In general, AI as a mental health help tool is off to a bad start.

Back in January, the founder of a free therapy program named Koko admitted on an extensive Twitter thread that his service utilized GPT-3 chatbots to help respond to more than 4,000 users seeking advice about their mental health without informing them they were interacting with a non-human.

“If you want to set back the use of AI in mental health, start exactly this way and offend as many practitioners and potential users as possible,” medical ethicist Art Caplan told at the time. 

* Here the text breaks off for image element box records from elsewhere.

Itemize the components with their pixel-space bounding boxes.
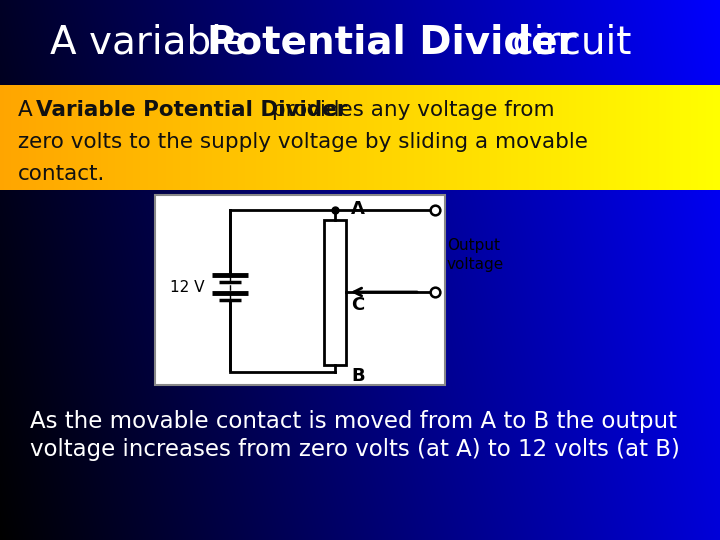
Text: A: A [351,200,365,218]
Text: contact.: contact. [18,164,105,184]
Bar [324,220,346,365]
Text: C: C [351,296,364,314]
Text: Output
voltage: Output voltage [447,238,504,272]
Text: circuit: circuit [500,24,631,62]
Text: A variable: A variable [50,24,258,62]
Text: As the movable contact is moved from A to B the output: As the movable contact is moved from A t… [30,410,677,433]
Text: Potential Divider: Potential Divider [207,24,577,62]
Text: zero volts to the supply voltage by sliding a movable: zero volts to the supply voltage by slid… [18,132,588,152]
Text: Variable Potential Divider: Variable Potential Divider [36,100,347,120]
Text: 12 V: 12 V [171,280,205,295]
Text: A: A [18,100,40,120]
Bar [155,195,445,385]
Text: provides any voltage from: provides any voltage from [265,100,554,120]
Text: voltage increases from zero volts (at A) to 12 volts (at B): voltage increases from zero volts (at A)… [30,438,680,461]
Text: B: B [351,367,364,385]
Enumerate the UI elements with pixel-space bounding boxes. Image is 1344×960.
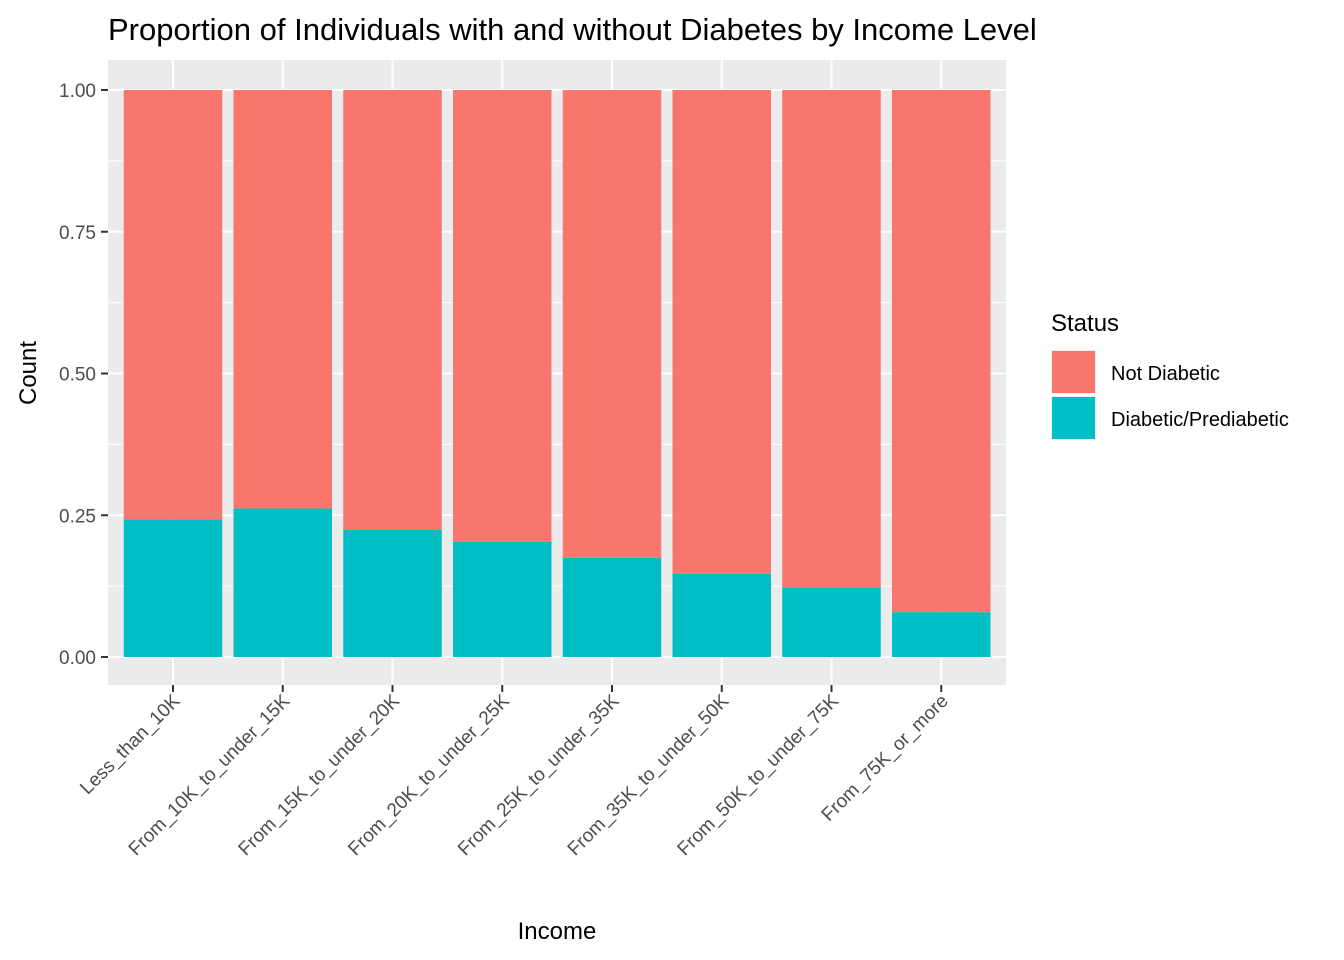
x-tick-label: From_75K_or_more [818, 691, 953, 826]
x-tick-label: Less_than_10K [76, 690, 184, 798]
x-axis: Less_than_10KFrom_10K_to_under_15KFrom_1… [76, 685, 953, 860]
y-axis-title: Count [15, 341, 42, 405]
bar-not-diabetic [233, 90, 332, 509]
bar-diabetic-prediabetic [453, 541, 552, 657]
bar-not-diabetic [123, 90, 223, 520]
bar-diabetic-prediabetic [562, 557, 662, 657]
bar-diabetic-prediabetic [672, 573, 771, 657]
y-tick-label: 0.00 [59, 648, 96, 669]
bar-diabetic-prediabetic [233, 508, 332, 657]
legend-swatch [1052, 397, 1095, 439]
legend: Status Not Diabetic Diabetic/Prediabetic [1051, 310, 1289, 440]
bar-diabetic-prediabetic [343, 529, 442, 657]
bars [123, 90, 991, 657]
bar-diabetic-prediabetic [123, 519, 223, 657]
bar-not-diabetic [672, 90, 771, 574]
bar-not-diabetic [782, 90, 881, 588]
y-tick-label: 1.00 [59, 81, 96, 102]
legend-label: Diabetic/Prediabetic [1111, 409, 1289, 431]
bar-not-diabetic [892, 90, 991, 613]
bar-diabetic-prediabetic [892, 612, 991, 657]
x-axis-title: Income [518, 918, 597, 945]
y-tick-label: 0.25 [59, 506, 96, 527]
y-axis: 0.00 0.25 0.50 0.75 1.00 [59, 81, 108, 669]
legend-title: Status [1051, 310, 1119, 337]
bar-not-diabetic [562, 90, 662, 558]
bar-not-diabetic [343, 90, 442, 530]
bar-diabetic-prediabetic [782, 587, 881, 657]
legend-swatch [1052, 351, 1095, 393]
legend-label: Not Diabetic [1111, 363, 1220, 385]
y-tick-label: 0.50 [59, 365, 96, 386]
bar-not-diabetic [453, 90, 552, 542]
chart-title: Proportion of Individuals with and witho… [108, 12, 1037, 47]
y-tick-label: 0.75 [59, 223, 96, 244]
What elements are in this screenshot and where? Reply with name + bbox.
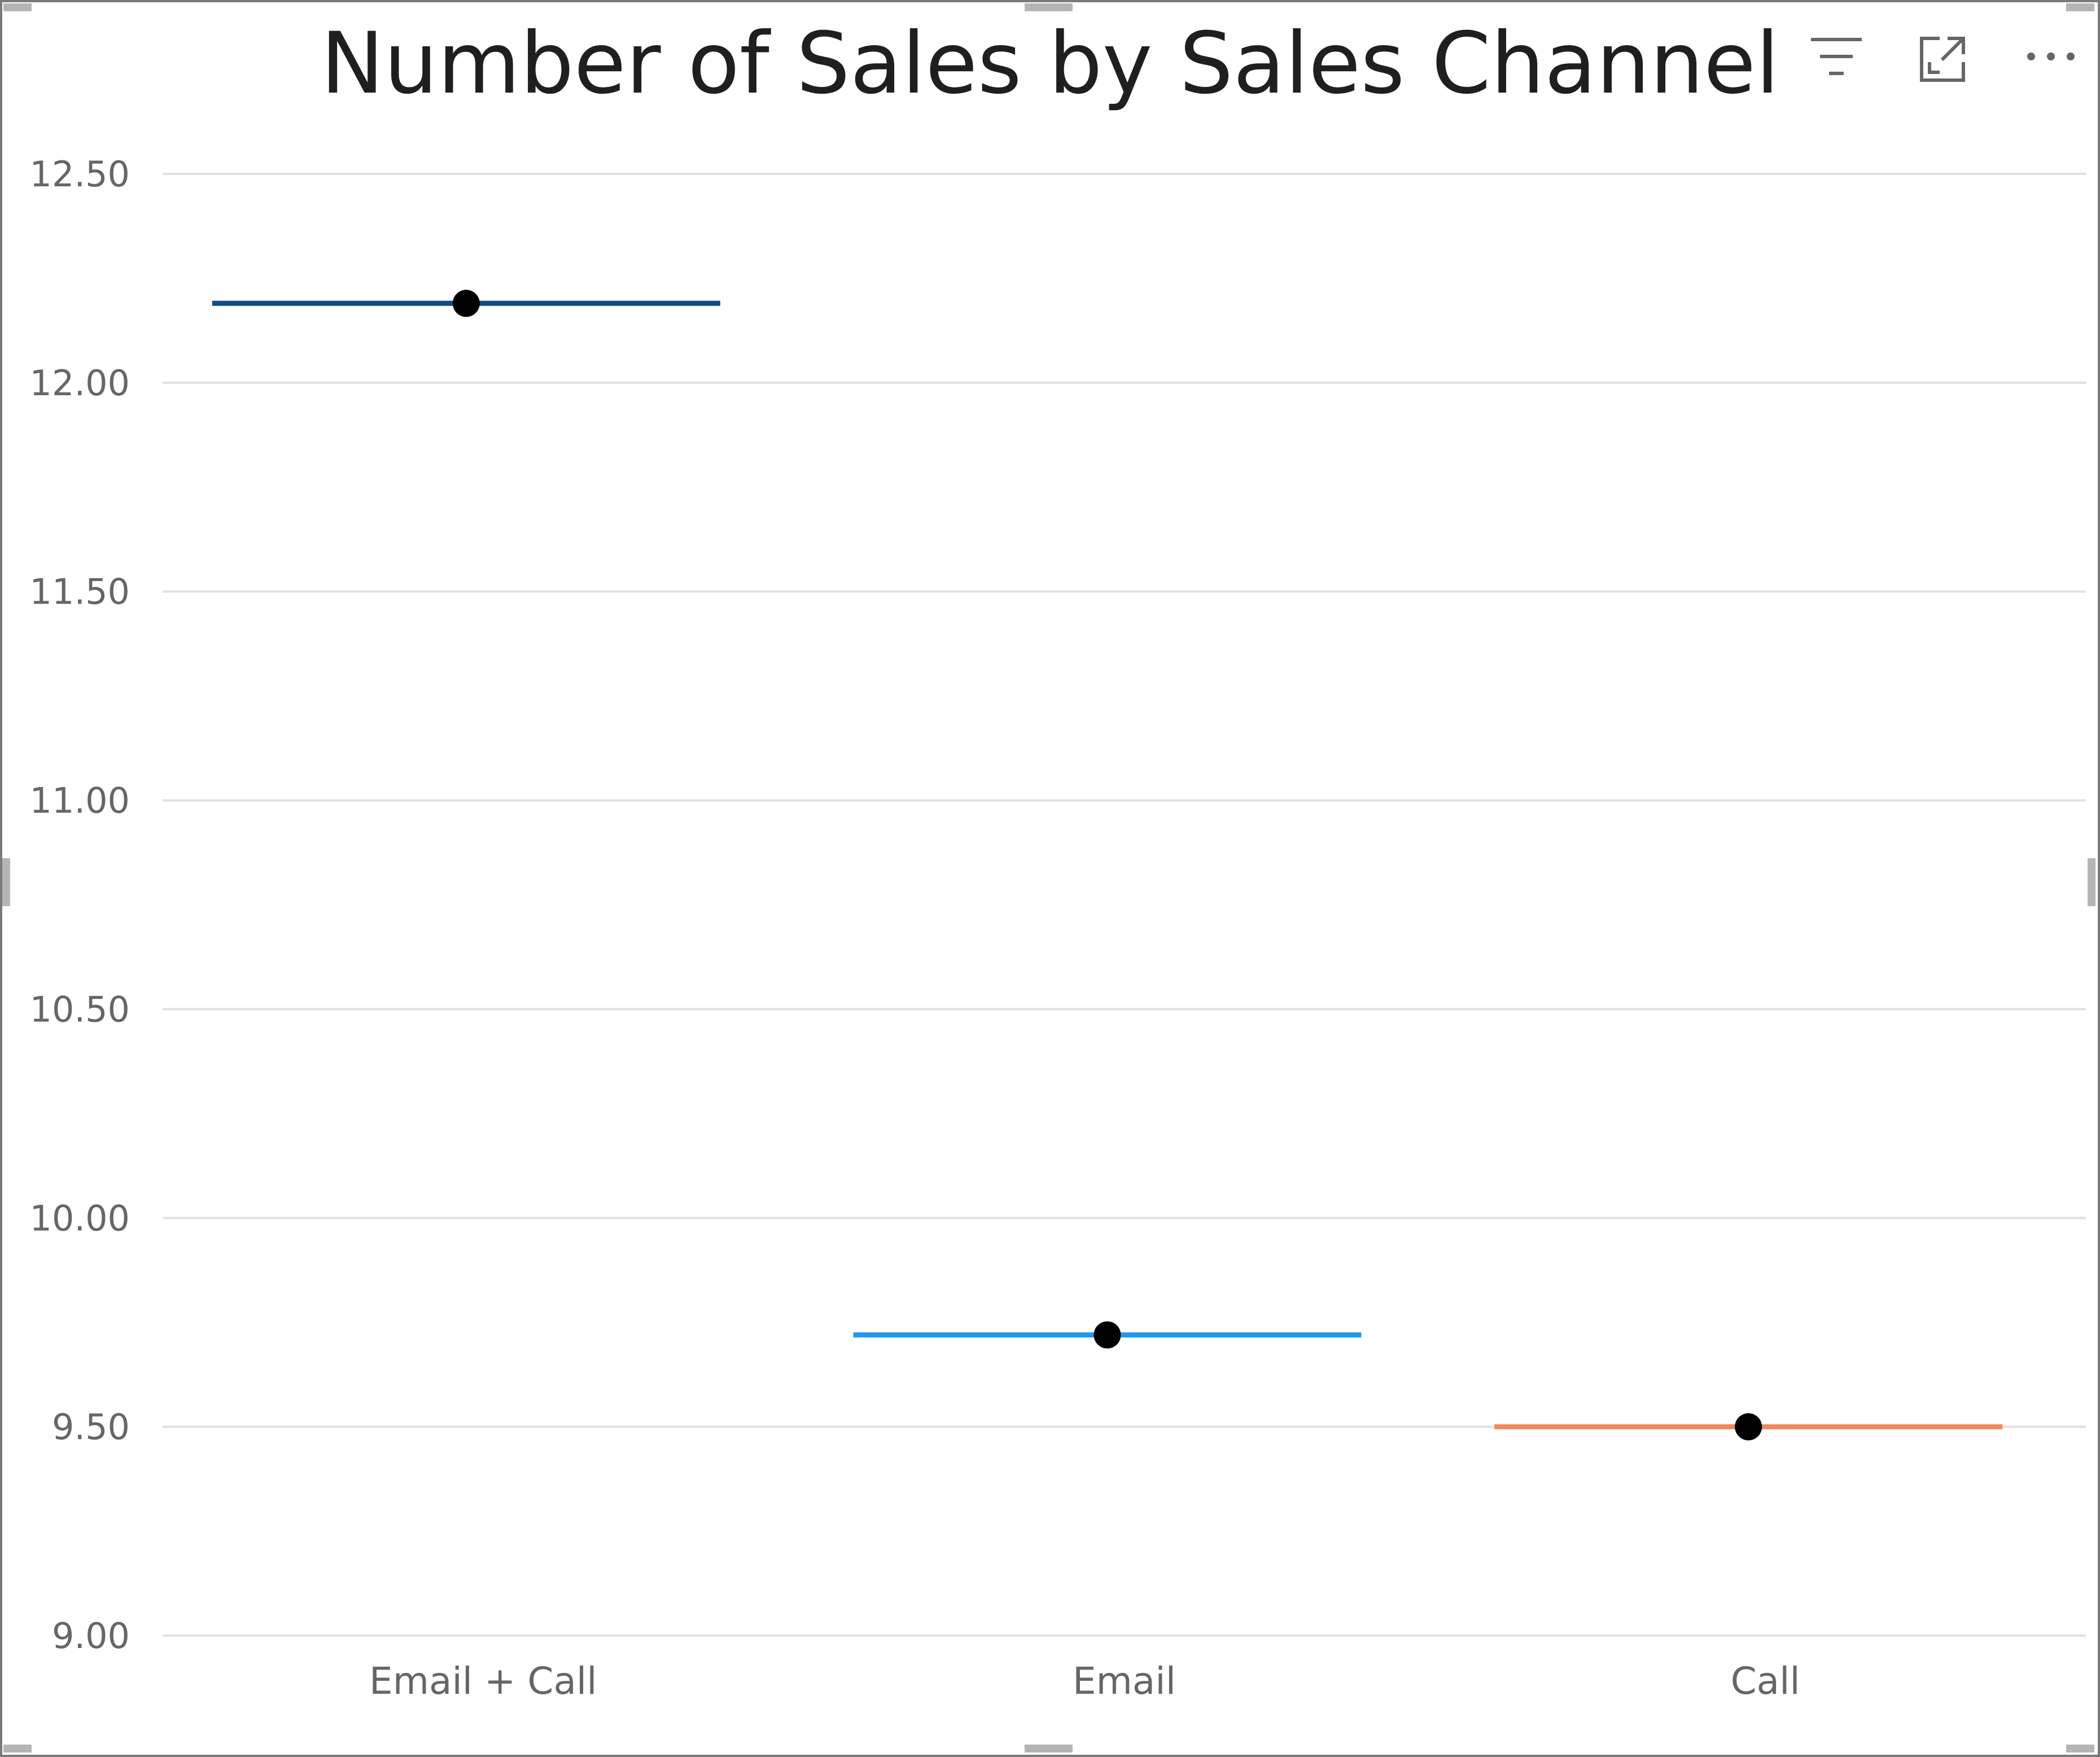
resize-handle-top-left[interactable] [3,3,32,11]
data-series [212,290,2003,1441]
y-tick-label: 11.50 [30,571,130,613]
more-options-icon[interactable] [2020,28,2082,90]
x-category-label: Email [1073,1659,1176,1703]
x-category-label: Call [1731,1659,1800,1703]
filter-icon[interactable] [1805,28,1867,90]
resize-handle-right[interactable] [2088,858,2095,906]
x-axis-categories: Email + Call Email Call [369,1659,1800,1703]
y-tick-label: 12.50 [30,154,130,195]
resize-handle-bottom-right[interactable] [2066,1745,2094,1752]
y-tick-label: 11.00 [30,780,130,821]
chart-title: Number of Sales by Sales Channel [321,15,1779,113]
gridlines [163,173,2086,1637]
data-point[interactable] [1093,1321,1121,1349]
y-tick-label: 9.00 [52,1615,130,1657]
resize-handle-top[interactable] [1025,3,1073,11]
y-tick-label: 9.50 [52,1406,130,1448]
focus-mode-icon[interactable] [1913,28,1975,90]
y-tick-label: 10.50 [30,989,130,1030]
resize-handle-top-right[interactable] [2066,3,2094,11]
resize-handle-left[interactable] [2,858,10,906]
y-tick-label: 12.00 [30,362,130,404]
resize-handle-bottom-left[interactable] [3,1745,32,1752]
y-axis-ticks: 12.50 12.00 11.50 11.00 10.50 10.00 9.50 9.00 [30,154,130,1657]
data-point[interactable] [1735,1413,1762,1441]
resize-handle-bottom[interactable] [1025,1745,1073,1752]
y-tick-label: 10.00 [30,1197,130,1239]
data-point[interactable] [452,290,480,317]
x-category-label: Email + Call [369,1659,597,1703]
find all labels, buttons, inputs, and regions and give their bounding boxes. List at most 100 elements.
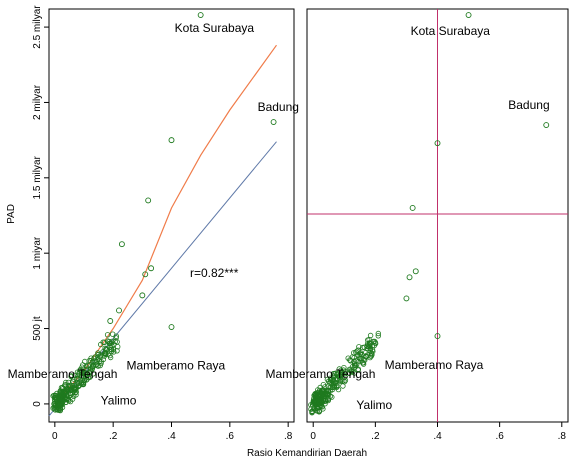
- y-tick-label: 2.5 milyar: [32, 5, 43, 49]
- point-label: Mamberamo Tengah: [266, 367, 376, 381]
- right-x-tick-label: .2: [371, 431, 380, 442]
- data-point: [142, 271, 149, 278]
- cluster-point: [348, 368, 355, 375]
- cluster-point: [79, 380, 85, 386]
- point-label: Yalimo: [356, 398, 392, 412]
- cluster-point: [102, 345, 108, 351]
- y-tick-label: 500 jt: [32, 316, 43, 341]
- right-x-tick-label: 0: [310, 431, 316, 442]
- cluster-point: [108, 346, 115, 353]
- data-point: [465, 12, 472, 18]
- cluster-point: [67, 382, 73, 389]
- data-point: [197, 12, 204, 18]
- y-tick-label: 2 milyar: [32, 84, 43, 120]
- data-point: [63, 396, 70, 403]
- cluster-point: [101, 353, 108, 359]
- cluster-point: [60, 386, 66, 392]
- data-point: [107, 318, 114, 324]
- cluster-point: [79, 370, 85, 376]
- data-point: [145, 197, 152, 204]
- cluster-point: [83, 363, 89, 370]
- cluster-point: [348, 366, 354, 372]
- cluster-point: [316, 401, 322, 407]
- right-data-points: [308, 12, 550, 416]
- cluster-point: [95, 363, 101, 369]
- cluster-point: [107, 340, 113, 346]
- cluster-point: [112, 338, 118, 345]
- linear-fit-line: [48, 141, 277, 417]
- cluster-point: [98, 359, 104, 365]
- cluster-point: [335, 370, 341, 377]
- left-x-tick-label: .2: [109, 431, 118, 442]
- y-axis-title: PAD: [6, 204, 17, 224]
- left-x-tick-label: .6: [226, 431, 235, 442]
- cluster-point: [347, 358, 354, 364]
- data-point: [118, 241, 125, 248]
- cluster-point: [113, 333, 119, 339]
- cluster-point: [361, 344, 368, 350]
- cluster-point: [73, 375, 80, 382]
- cluster-point: [334, 383, 340, 389]
- cluster-point: [366, 340, 373, 347]
- cluster-point: [329, 376, 335, 382]
- point-label: Mamberamo Tengah: [8, 367, 118, 381]
- cluster-point: [363, 349, 369, 356]
- left-x-tick-label: .4: [167, 431, 176, 442]
- data-point: [168, 137, 175, 144]
- cluster-point: [361, 356, 367, 363]
- cluster-point: [335, 386, 342, 393]
- data-point: [270, 119, 277, 125]
- cluster-point: [326, 395, 332, 401]
- cluster-point: [113, 335, 119, 341]
- cluster-point: [325, 397, 331, 404]
- data-point: [116, 307, 122, 314]
- left-x-tick-label: 0: [52, 431, 58, 442]
- cluster-point: [367, 347, 373, 354]
- data-point: [434, 140, 441, 147]
- data-point: [403, 295, 410, 302]
- point-label: Mamberamo Raya: [385, 358, 484, 372]
- cluster-point: [314, 395, 320, 402]
- cluster-point: [73, 392, 79, 398]
- data-point: [60, 388, 67, 395]
- cluster-point: [375, 330, 381, 337]
- right-x-tick-label: .4: [433, 431, 442, 442]
- cluster-point: [366, 336, 372, 343]
- data-point: [412, 268, 419, 275]
- left-data-points: [50, 12, 277, 414]
- point-label: Kota Surabaya: [411, 24, 491, 38]
- cluster-point: [81, 377, 88, 383]
- cluster-point: [101, 339, 108, 345]
- cluster-point: [51, 396, 58, 403]
- cluster-point: [353, 349, 359, 355]
- cluster-point: [95, 351, 101, 358]
- y-tick-label: 1 miyar: [32, 236, 43, 269]
- cluster-point: [333, 370, 339, 376]
- cluster-point: [309, 408, 315, 414]
- cluster-point: [329, 386, 336, 393]
- cluster-point: [351, 358, 357, 365]
- data-point: [148, 265, 155, 272]
- cluster-point: [325, 388, 331, 394]
- cluster-point: [313, 392, 320, 398]
- cluster-point: [91, 355, 97, 362]
- cluster-point: [327, 393, 334, 399]
- right-x-tick-label: .6: [495, 431, 504, 442]
- cluster-point: [352, 364, 358, 370]
- cluster-point: [114, 344, 121, 350]
- cluster-point: [104, 332, 111, 338]
- cluster-point: [310, 399, 317, 405]
- cluster-point: [69, 378, 76, 385]
- cluster-point: [368, 353, 374, 359]
- cluster-point: [52, 407, 59, 413]
- data-point: [57, 399, 64, 406]
- cluster-point: [320, 382, 327, 388]
- cluster-point: [338, 367, 344, 374]
- left-y-axis-ticks: 0 500 jt 1 miyar 1.5 milyar 2 milyar 2.5 mily…: [32, 5, 49, 407]
- cluster-point: [342, 371, 348, 377]
- right-x-tick-label: .8: [558, 431, 567, 442]
- data-point: [406, 274, 413, 281]
- right-reference-lines: [307, 9, 568, 422]
- point-label: Kota Surabaya: [175, 21, 255, 35]
- cluster-point: [349, 363, 356, 370]
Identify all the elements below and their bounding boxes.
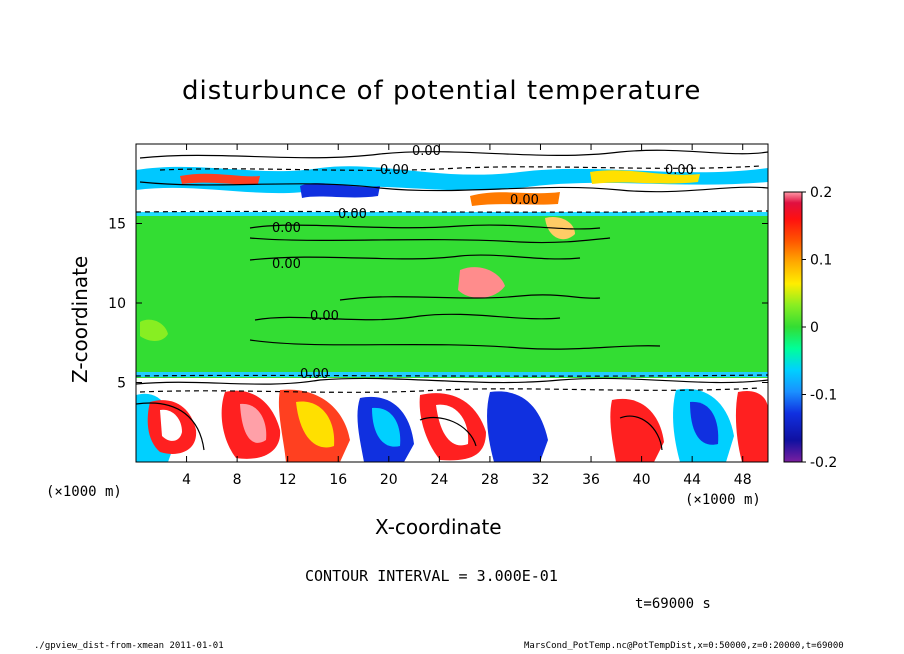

Then, in March the news outlet La Libre reported on a Belgian man who died by suicide after chatting with an AI chatbot on an app called Chai. His widow supplied La Libre with chat logs showing that the bot repeatedly encouraged the man to kill himself, insisted that he loved it more than his wife, and that his wife and children were dead. Chai does not specifically address mental health, but presents itself as a way to converse with AIs from all over the globe.